The fall armyworm has affected crops in 18 provinces and is predicted to reach China’s corn belt in the northeast of the country.

Stink Bugs Could Be Unleashed to Battle China's Fall Armyworms
A farmer displays the caterpillar larva of a fall armyworm, also known as Spodoptera frugiperda, on the damaged leaf of a corn plant on his farm. (Photographer: Waldo Swiegers/Bloomberg)

(Bloomberg) -- Scientists in China are seeking to deploy an army of predatory stink bugs to battle a fall armyworm incursion that threatens to devastate the country’s grain crops.

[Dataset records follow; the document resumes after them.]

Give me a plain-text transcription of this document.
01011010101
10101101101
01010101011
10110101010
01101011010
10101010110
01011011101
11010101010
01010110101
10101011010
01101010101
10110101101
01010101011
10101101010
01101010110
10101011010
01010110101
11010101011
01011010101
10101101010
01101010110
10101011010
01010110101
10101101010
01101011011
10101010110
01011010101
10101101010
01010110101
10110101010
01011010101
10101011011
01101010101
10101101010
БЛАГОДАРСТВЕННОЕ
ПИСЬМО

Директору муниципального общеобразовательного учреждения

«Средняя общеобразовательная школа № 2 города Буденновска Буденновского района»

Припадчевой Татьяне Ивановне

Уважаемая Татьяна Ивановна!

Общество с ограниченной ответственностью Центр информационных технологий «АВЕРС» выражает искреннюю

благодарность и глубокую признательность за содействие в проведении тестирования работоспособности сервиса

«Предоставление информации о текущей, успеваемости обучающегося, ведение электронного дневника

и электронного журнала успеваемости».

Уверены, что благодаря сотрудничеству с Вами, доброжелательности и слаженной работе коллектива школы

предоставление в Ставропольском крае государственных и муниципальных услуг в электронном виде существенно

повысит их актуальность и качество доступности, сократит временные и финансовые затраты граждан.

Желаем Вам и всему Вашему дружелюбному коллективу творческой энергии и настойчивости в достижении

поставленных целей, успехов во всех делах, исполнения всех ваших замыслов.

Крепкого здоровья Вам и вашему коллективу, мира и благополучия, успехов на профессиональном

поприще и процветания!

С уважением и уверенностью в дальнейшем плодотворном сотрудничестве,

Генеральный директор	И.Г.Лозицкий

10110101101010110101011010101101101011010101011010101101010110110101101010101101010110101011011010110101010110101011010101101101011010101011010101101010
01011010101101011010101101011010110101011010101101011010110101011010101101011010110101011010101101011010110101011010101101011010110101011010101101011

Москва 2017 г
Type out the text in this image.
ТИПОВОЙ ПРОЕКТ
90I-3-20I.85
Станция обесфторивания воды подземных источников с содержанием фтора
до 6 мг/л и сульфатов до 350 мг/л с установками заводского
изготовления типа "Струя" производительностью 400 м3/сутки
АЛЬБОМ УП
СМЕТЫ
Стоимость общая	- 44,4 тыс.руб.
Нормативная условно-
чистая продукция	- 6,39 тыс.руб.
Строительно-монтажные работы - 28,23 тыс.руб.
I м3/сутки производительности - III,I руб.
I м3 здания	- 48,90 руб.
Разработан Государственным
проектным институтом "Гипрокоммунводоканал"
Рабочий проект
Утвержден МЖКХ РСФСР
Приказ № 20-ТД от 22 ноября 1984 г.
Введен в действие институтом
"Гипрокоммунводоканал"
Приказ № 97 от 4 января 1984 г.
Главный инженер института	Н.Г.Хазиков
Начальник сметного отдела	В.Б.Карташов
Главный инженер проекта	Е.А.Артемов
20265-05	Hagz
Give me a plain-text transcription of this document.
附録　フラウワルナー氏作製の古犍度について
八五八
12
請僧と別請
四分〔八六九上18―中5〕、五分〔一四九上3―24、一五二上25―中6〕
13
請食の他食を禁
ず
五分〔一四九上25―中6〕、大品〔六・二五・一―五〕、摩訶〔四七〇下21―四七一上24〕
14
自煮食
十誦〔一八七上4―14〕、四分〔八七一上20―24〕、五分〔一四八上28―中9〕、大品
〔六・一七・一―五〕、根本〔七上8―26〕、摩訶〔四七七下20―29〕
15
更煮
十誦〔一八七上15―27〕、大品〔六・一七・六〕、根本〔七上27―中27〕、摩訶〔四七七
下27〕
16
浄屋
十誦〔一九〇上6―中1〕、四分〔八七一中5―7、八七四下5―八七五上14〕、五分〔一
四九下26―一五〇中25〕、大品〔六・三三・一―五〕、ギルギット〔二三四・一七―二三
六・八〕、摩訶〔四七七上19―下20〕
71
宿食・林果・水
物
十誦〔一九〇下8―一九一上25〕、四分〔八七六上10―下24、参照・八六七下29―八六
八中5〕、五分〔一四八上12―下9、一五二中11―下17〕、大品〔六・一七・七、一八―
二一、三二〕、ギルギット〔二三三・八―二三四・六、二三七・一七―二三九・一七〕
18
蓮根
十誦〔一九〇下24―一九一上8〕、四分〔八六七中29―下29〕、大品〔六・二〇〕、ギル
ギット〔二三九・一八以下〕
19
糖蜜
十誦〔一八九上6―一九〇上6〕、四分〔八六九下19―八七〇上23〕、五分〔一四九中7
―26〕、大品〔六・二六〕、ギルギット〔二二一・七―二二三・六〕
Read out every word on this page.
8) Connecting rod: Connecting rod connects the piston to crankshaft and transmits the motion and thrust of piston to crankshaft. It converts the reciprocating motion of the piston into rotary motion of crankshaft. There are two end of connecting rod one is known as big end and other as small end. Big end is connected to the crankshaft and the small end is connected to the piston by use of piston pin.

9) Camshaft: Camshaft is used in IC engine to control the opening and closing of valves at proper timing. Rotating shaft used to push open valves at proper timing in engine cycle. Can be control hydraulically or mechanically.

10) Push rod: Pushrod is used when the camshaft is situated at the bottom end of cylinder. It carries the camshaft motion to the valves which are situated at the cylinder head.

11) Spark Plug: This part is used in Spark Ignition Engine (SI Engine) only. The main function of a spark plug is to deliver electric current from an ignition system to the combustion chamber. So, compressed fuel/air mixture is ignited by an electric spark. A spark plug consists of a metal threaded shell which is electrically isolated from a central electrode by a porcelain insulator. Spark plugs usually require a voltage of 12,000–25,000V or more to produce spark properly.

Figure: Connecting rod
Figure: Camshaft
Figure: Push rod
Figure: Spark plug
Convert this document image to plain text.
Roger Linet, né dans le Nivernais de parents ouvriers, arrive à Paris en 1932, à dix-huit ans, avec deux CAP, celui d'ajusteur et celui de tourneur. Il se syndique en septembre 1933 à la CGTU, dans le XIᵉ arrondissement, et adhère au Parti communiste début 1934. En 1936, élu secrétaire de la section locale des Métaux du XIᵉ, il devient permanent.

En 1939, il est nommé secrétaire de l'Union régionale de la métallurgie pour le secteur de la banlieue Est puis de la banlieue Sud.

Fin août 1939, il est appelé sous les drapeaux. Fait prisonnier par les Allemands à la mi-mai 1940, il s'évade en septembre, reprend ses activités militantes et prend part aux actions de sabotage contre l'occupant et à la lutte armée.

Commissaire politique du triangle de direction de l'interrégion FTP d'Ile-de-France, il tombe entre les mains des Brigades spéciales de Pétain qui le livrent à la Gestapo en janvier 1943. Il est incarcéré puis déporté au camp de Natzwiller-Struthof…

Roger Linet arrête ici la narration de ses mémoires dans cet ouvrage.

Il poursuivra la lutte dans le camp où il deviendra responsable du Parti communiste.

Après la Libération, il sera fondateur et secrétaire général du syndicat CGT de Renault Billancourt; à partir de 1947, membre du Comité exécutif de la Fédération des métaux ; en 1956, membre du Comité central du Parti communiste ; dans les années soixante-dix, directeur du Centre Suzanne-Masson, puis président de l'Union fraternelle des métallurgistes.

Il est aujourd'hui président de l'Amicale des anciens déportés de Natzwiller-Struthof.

The insect, Arma chinensis, is a natural enemy of fall armyworm, according to the Institute of Plant Protection of the Chinese Academy of Agricultural Sciences. Researchers there believe it may be a useful biological agent to control the crop-ravaging caterpillar, which arrived in China early this year after spreading from the Americas to Africa and across parts of southern Asia.

Stink Bugs Could Be Unleashed to Battle China's Fall Armyworms

The stink bug’s killing powers are impressive. A mature nymph can exterminate as many as 41 fall armyworm larvae a day by anesthetizing and paralyzing the pest, and sucking out body fluid causing fatal damage to internal organs, Chinese scientists found during a field trial in the southwestern province of Yunnan.

The fall armyworm has affected crops in 18 provinces and is predicted to reach China’s corn belt in the northeast of the country this month. There’s a “high probability” that the pest will spread to the entire country’s grain-producing area in the next year, the U.S. Department of Agriculture said on May 29.

The Institute of Plant Protection has set up a “factory” that can breed 10 million stink bugs a year to sustainably manage the pest without heavy reliance on pesticides.

The stink bug is widely distributed in China and is usually found on elm and poplar trees, and in cotton and soybean fields, the institute’s researchers said in a 2012 paper.

The insect preys on a large variety of species, including cotton boll-worm, and can effectively suppress agricultural and forest pests in the orders Lepidoptera, Coleoptera, Hymenoptera and Hemiptera, scientists said in an April 2013 paper.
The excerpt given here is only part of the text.